Dispatch traffic control
On the SFL posts centralization is expected to operate, bringing the minimum number of staff. For example, devices on the floor AFL Mannheim — Stuttgart is scheduled to be operated from a centralized to four junctions. However, the high-speed lines are part of the rail network DB, and have multiple points of contiguity to the usual lines, where the program operation includes frequent visits trains AFL. Therefore dispatching traffic control of trains on the high-speed lines it can not be focused on the positions of centralization.
Currently, every railway management DB are already in operation or dispatch centers Train Control (CDC), equipped mini and microcomputers, color displays, telephone and radio means for transmitting commands assistant station and locomotive drivers (see. Atis, 1986 number 7). The objective is to organize dispatchers train crossings, overtaking and so on. D. Within the territory of the railway management. Primary sources of information for these centers are established in positions of centralization relay or microprocessor devices indicating numbers of trains. They combined two-wire lines for communities, which are connected to the computer connection in the center of dispatching management.

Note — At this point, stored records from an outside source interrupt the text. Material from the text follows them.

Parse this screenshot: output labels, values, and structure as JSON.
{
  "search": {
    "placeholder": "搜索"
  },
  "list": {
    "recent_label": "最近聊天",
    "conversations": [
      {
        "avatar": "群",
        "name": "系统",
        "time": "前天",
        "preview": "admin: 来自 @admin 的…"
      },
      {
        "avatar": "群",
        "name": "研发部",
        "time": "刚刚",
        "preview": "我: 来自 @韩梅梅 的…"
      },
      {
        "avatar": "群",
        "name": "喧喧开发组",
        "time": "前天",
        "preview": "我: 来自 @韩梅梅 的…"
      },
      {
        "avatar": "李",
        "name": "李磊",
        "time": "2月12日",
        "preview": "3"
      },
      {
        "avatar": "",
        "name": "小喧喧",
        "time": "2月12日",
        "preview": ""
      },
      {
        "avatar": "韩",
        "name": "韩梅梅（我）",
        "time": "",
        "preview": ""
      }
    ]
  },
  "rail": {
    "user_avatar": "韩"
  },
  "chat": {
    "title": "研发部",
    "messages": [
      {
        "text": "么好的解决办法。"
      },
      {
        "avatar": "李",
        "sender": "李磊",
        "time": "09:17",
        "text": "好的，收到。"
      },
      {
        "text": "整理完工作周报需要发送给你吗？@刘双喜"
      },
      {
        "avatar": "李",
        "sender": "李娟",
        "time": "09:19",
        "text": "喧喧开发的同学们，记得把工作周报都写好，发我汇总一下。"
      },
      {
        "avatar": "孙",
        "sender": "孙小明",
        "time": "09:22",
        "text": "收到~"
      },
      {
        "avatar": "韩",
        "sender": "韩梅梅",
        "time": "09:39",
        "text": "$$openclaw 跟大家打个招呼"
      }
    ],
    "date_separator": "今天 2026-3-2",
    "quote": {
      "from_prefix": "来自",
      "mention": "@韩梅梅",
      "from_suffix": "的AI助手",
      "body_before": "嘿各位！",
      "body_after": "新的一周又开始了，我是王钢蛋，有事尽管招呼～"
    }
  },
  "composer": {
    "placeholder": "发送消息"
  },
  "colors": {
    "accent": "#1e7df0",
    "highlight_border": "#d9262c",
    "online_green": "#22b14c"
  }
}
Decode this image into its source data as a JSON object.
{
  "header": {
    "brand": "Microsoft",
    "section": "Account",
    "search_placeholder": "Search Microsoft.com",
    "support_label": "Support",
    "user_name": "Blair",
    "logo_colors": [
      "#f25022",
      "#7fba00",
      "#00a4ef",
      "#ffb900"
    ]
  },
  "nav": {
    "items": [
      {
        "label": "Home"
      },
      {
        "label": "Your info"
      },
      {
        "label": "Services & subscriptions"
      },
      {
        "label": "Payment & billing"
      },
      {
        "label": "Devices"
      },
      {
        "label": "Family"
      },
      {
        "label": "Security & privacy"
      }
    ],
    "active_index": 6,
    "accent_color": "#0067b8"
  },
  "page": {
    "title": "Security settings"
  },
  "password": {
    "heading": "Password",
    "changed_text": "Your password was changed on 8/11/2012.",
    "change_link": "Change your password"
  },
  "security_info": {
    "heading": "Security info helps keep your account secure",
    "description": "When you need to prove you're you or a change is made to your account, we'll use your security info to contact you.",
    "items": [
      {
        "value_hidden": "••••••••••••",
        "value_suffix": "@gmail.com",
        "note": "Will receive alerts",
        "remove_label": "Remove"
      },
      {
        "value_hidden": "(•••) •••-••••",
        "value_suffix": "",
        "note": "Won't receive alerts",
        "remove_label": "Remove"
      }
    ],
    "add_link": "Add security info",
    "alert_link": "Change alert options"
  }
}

Since the AFL pass through the territory of several railway managements DB, it decided not to create for them special CDU. Line Mannheim — Stuttgart and Hannover — Würzburg be conditionally divided into two respectively, and the three sites, which will allocate the jobs of five dispatchers CDU Railway directorates Karlsruhe, Stuttgart, Hanover, Frankfurt and Nuremberg. CDU in Stuttgart already exists, the construction of other CDU is scheduled to finish by the beginning of the operation of high-speed lines.
To improve dispatching traffic control is considered. the ability to transfer funds from the ALSN CDU directly to the control system of train information on best from the point of view of energy consumption rate.